Cultivation Chat Group Chapter 2899 - Spare My Dignity! Bahasa Indonesia - Indowebnovel

Cultivation Chat Group Chapter 2899 – Spare My Dignity! Bahasa Indonesia

Reader Settings

Size :
A-16A+
Daftar Isi

Bab 2899: Selamatkan Martabatku!

Penerjemah: EndlessFantasy Translation Editor: EndlessFantasy Translation

Song Shuhang tidak ingin menipu Kaisar Agung Utara.
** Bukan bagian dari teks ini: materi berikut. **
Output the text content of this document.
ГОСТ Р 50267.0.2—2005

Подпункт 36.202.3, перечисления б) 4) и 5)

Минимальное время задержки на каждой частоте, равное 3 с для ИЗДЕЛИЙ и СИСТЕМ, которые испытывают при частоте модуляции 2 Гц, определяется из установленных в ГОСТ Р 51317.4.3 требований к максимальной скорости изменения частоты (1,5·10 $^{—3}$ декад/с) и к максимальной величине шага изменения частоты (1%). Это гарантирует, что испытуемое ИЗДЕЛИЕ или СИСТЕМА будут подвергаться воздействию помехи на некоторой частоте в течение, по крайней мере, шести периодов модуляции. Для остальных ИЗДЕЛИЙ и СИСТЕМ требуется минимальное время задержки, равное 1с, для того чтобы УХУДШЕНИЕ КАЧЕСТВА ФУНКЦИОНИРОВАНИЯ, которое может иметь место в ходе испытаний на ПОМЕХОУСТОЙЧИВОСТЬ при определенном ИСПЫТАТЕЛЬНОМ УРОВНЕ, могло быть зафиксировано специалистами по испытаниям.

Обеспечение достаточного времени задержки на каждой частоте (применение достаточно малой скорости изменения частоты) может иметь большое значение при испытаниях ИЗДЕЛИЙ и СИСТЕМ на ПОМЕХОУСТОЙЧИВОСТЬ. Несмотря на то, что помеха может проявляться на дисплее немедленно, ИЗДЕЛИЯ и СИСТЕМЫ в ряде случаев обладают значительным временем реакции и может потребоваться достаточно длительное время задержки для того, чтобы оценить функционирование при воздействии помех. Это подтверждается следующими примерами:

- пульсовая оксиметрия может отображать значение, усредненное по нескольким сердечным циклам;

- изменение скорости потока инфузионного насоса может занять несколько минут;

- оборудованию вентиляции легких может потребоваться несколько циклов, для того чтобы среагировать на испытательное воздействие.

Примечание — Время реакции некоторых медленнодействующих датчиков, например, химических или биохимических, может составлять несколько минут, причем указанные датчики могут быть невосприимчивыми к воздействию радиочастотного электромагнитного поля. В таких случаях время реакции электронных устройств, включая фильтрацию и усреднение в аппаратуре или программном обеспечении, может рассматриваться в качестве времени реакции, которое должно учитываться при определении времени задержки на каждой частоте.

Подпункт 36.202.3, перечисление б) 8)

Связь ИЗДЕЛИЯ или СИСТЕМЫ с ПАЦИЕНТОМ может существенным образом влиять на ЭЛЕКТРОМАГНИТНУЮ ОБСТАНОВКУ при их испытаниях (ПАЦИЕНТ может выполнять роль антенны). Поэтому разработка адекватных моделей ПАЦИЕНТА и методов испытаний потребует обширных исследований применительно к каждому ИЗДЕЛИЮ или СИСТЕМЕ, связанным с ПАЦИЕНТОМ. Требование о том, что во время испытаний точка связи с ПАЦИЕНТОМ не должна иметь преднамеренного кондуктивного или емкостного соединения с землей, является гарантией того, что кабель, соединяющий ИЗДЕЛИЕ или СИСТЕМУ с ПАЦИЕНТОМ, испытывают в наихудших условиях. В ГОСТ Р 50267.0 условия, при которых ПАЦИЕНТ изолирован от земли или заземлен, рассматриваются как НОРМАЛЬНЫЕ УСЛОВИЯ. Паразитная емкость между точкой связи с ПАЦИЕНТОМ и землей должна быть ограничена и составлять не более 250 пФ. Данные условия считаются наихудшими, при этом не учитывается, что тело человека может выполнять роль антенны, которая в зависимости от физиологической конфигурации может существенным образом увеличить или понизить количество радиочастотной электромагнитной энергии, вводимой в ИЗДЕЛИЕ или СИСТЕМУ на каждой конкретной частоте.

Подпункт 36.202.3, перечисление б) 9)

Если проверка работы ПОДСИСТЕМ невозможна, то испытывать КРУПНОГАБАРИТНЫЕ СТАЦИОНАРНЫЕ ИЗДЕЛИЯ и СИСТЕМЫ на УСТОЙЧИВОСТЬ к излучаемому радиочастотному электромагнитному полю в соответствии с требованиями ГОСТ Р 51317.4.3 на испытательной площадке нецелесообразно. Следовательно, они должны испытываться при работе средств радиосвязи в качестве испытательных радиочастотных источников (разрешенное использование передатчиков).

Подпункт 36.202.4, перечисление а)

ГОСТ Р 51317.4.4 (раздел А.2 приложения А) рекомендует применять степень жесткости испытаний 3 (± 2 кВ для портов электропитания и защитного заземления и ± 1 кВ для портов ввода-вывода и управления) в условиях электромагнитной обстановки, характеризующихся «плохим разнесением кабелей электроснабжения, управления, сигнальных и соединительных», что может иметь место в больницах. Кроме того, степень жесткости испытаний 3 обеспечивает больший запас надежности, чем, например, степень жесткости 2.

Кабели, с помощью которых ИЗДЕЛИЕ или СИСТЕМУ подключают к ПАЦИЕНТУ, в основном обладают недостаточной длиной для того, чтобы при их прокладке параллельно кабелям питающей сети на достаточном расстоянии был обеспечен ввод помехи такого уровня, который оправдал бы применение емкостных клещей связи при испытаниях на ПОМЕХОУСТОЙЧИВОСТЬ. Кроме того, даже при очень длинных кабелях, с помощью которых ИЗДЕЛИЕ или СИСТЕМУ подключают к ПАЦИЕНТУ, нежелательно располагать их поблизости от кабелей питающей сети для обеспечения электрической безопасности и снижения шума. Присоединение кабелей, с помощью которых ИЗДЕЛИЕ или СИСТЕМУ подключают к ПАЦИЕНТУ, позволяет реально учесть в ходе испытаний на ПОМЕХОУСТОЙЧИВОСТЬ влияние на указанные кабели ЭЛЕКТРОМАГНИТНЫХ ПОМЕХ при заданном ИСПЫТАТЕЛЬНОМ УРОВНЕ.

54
Jika “jalur Kota Surgawi” yang digunakan Kaisar Agung Utara dan yang lainnya untuk memindahkan fragmen Kota Surgawi di Dunia Batinnya terpengaruh, rencana mereka mungkin akan berantakan, dan Shuhang akan merasa tidak nyaman.

“Apakah itu masalah?” tanya Kaisar Agung Utara, memperhatikan ekspresi gelisah Shuhang.

“Senior Beifang, ini bukan masalah kepercayaan. Saya dengan senang hati akan meminjamkan Dunia Batin saya kepada Anda. Namun, jika fragmen Kota Surgawi masuk, saya mungkin akan kehilangan sesuatu yang penting,” jelas Shuhang.

“Kehilangan sesuatu? Apakah Anda khawatir fragmen itu tidak akan bisa bergerak keluar setelah menyatu dengan Dunia Batin Anda? Anda tidak perlu khawatir tentang itu,” Kaisar Agung Utara meyakinkan. “Setelah rencana kita selesai, Anda dapat menyimpan bagian fragmen itu. Hanya beberapa fragmen kunci yang dibutuhkan untuk Istana Surgawi, dan Anda dapat mengawasi fragmen-fragmen itu.”

“Bukan, bukan itu. Dunia Batinku mungkin menyerap Dao Kaisar Langit dari Kota Surgawi kuno,” jelas Shuhang.

Kaisar Agung Utara terkejut. “Dao Istana Surgawi juga bisa diserap?”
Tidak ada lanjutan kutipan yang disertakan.